Designing Cost Effective custom t-shirts

Designing Cost effective custom t-shirts
Kirkwood Trading Company Saint Louis screen printing

Designing Cost Effective Custom T-shirts

So you want to design your own custom t-shirts and you want to keep them cost effective. If you follow these key points about how we price custom t-shirts it will help you in designing cost effective t-shirts.

4 Things play a part in the ultimate price you pay for your custom t-shirts.

1. Type of shirts (Cotton, Poly, blend, etc)
100% preshrunk cotton t-shirts will be the least expensive shirts. White t-shirts are also less expensive than colored tshirts and grays fall in the middle. Performance Poly like your dri-fit materials and poly cotton and triblend shirts are more expensive. Camo and tie-dye tshirts are your most expensive.

2. Printing (Print location and colors) Is the design a 1 color design or an 8 color deisgn or any number in between. The less print colors the less costly the shirt. Print location, one location is less expensive than multiple locations. So a shirt with a print on the only the front is less expensive than a shirt with a print on the front & back or front, black, and sleeves.

3. Quantity: How many shirts will you need to order. The more shirts the less costly each shirt becomes. Where a 12 shirt order with a particular design might be in the $9-$10 range per shirt, that same design on 50 shirts would closer to the $8 per shirt range.

4. Print Colors: The rule to keep in mind to get the most cost effective shirts is dark ink colors on lighter shirts is less expensive than light ink colors on darker shirts. Light ink on dark shirts often demands an under base or multiple hits on the ink to gain the correct opacity.

In the graphic above you have the same design printed in 4 different ways. A single color print on a white shirt being the least expensive and a 7 color design on a black shirt being the most costly and then 2 examples of a print that will fall in the middle. One thing to keep in mind is a high nummber of print colors should equal a high quantity of shirts. You don’t want to get an 8 color design print on 24 shirts. It’s completely cost prohibitive.

Each print color commands a $15 screen charge. So a one color print will have a $15 screen charge. An 8 color print will have $120 in screen charges. Ideally when you divide the screen charges by the number of shirts you want to order you are looking to keep the cost per shirt when divided by the screen charges as low as possible.

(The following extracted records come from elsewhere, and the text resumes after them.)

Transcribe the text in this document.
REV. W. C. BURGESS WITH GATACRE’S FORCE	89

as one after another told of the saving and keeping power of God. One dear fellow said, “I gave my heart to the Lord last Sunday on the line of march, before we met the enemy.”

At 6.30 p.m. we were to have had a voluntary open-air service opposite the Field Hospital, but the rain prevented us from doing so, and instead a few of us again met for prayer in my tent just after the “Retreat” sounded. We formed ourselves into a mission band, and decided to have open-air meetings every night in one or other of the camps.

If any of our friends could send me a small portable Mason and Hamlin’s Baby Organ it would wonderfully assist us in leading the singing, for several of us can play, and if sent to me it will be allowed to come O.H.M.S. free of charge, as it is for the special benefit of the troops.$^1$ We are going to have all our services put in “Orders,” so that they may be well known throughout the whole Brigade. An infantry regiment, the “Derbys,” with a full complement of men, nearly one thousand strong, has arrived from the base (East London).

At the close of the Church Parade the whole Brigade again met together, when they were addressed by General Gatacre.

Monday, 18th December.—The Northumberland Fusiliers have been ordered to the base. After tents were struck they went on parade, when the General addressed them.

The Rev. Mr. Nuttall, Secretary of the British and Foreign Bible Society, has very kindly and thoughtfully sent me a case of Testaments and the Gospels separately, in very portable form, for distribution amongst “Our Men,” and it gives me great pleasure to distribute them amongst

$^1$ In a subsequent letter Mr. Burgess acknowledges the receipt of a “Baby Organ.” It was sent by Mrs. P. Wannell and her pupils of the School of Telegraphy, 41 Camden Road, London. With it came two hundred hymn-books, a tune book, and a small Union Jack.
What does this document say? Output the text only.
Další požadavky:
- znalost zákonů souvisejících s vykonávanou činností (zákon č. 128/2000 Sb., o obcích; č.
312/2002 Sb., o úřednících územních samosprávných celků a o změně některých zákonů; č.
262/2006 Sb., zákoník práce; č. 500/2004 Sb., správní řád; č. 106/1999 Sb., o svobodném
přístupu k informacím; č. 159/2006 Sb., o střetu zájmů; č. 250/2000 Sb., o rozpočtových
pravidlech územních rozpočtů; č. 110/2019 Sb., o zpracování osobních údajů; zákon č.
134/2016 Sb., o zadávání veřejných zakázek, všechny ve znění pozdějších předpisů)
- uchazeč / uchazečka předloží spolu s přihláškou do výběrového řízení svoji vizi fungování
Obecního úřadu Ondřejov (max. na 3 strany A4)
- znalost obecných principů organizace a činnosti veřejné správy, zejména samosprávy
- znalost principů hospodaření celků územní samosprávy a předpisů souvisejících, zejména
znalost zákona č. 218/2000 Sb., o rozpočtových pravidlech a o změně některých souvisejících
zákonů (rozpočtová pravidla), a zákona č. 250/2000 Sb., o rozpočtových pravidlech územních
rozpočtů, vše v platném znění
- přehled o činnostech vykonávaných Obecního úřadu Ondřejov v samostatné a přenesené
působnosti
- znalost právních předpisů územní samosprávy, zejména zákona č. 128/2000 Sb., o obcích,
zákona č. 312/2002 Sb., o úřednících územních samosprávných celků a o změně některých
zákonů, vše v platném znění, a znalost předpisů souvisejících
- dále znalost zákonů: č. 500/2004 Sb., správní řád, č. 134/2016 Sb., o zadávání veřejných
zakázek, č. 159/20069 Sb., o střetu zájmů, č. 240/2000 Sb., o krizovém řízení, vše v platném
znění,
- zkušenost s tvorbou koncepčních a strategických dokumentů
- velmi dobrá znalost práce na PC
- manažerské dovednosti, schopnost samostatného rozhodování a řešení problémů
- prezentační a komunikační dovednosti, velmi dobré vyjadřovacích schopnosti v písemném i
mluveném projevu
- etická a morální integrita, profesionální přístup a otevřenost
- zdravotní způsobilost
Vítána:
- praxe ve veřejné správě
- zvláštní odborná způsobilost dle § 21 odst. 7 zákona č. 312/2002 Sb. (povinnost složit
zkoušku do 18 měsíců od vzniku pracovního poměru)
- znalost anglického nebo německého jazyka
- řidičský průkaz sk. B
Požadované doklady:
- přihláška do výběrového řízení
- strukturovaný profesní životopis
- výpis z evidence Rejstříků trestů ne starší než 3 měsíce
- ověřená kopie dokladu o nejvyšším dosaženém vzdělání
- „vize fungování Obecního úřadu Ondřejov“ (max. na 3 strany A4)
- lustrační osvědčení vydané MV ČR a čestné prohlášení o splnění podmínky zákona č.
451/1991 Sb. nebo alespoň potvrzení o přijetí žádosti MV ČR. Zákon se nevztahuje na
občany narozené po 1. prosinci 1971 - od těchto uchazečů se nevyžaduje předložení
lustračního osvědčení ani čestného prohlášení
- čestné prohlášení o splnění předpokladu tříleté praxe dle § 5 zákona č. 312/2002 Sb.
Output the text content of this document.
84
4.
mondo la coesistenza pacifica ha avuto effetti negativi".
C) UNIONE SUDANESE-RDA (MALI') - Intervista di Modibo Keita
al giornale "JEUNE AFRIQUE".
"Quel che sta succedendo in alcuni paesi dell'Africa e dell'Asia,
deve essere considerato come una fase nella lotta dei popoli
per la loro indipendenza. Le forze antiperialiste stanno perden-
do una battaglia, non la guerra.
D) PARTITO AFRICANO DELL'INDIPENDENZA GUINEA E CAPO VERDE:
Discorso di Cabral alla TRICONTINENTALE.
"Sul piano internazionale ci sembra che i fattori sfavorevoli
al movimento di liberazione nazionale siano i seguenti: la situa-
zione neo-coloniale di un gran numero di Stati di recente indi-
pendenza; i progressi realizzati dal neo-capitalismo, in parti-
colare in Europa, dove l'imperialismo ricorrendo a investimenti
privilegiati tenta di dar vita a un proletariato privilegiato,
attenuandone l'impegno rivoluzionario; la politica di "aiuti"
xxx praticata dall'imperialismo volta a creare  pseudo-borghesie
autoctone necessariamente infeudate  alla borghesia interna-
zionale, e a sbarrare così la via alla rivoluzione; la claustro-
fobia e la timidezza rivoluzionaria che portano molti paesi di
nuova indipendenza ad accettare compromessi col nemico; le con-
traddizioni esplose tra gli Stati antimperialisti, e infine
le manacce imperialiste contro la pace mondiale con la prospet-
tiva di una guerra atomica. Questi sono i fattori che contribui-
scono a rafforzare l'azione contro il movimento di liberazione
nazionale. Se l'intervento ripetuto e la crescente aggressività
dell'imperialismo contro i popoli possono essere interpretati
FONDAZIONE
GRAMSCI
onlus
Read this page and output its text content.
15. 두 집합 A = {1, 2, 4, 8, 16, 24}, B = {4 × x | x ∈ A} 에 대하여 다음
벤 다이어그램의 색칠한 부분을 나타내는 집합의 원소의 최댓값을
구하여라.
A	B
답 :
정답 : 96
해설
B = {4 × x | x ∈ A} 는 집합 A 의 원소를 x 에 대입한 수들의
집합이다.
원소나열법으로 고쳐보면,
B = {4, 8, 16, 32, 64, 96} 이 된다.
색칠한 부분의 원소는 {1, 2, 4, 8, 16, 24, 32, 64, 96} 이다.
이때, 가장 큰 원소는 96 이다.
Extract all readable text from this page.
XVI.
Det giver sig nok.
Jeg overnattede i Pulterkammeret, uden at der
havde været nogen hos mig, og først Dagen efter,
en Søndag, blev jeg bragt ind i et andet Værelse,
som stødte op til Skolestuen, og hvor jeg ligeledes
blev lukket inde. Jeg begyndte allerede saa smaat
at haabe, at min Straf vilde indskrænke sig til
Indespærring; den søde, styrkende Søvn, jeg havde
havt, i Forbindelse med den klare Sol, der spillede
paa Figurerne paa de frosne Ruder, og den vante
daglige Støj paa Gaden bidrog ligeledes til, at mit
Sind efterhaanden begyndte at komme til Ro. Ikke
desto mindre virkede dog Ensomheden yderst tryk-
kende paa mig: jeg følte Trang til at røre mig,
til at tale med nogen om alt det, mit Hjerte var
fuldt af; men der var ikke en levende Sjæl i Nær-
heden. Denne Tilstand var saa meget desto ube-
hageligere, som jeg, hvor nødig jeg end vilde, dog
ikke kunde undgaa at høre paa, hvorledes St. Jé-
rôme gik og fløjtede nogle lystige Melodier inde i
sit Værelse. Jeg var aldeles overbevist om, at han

Example: 100 white t-shirts with a 1 color front print is going to run around $6/shirt with a $15 screen charge. If you divide that $15 by 100 shirts you get $.15 cents. So of the $6 shirt cost, $.15 cents of that $6 is going toward the scren charges. Now take $120 worth of screen charges and divide that by 50 t-shirts. 50 shirts with an 8 color design would run say $10.00. If you divid $120 by the 50 shirts you get $2.40. So that would be considered a high number. The lower you can keep the screen costs effecting your per shirt cost then that is how what designing cost effective custom t-shirts is all about.

Remember, small quantities should have low print colors and high print colors should be reserved for larger quantities of shirts.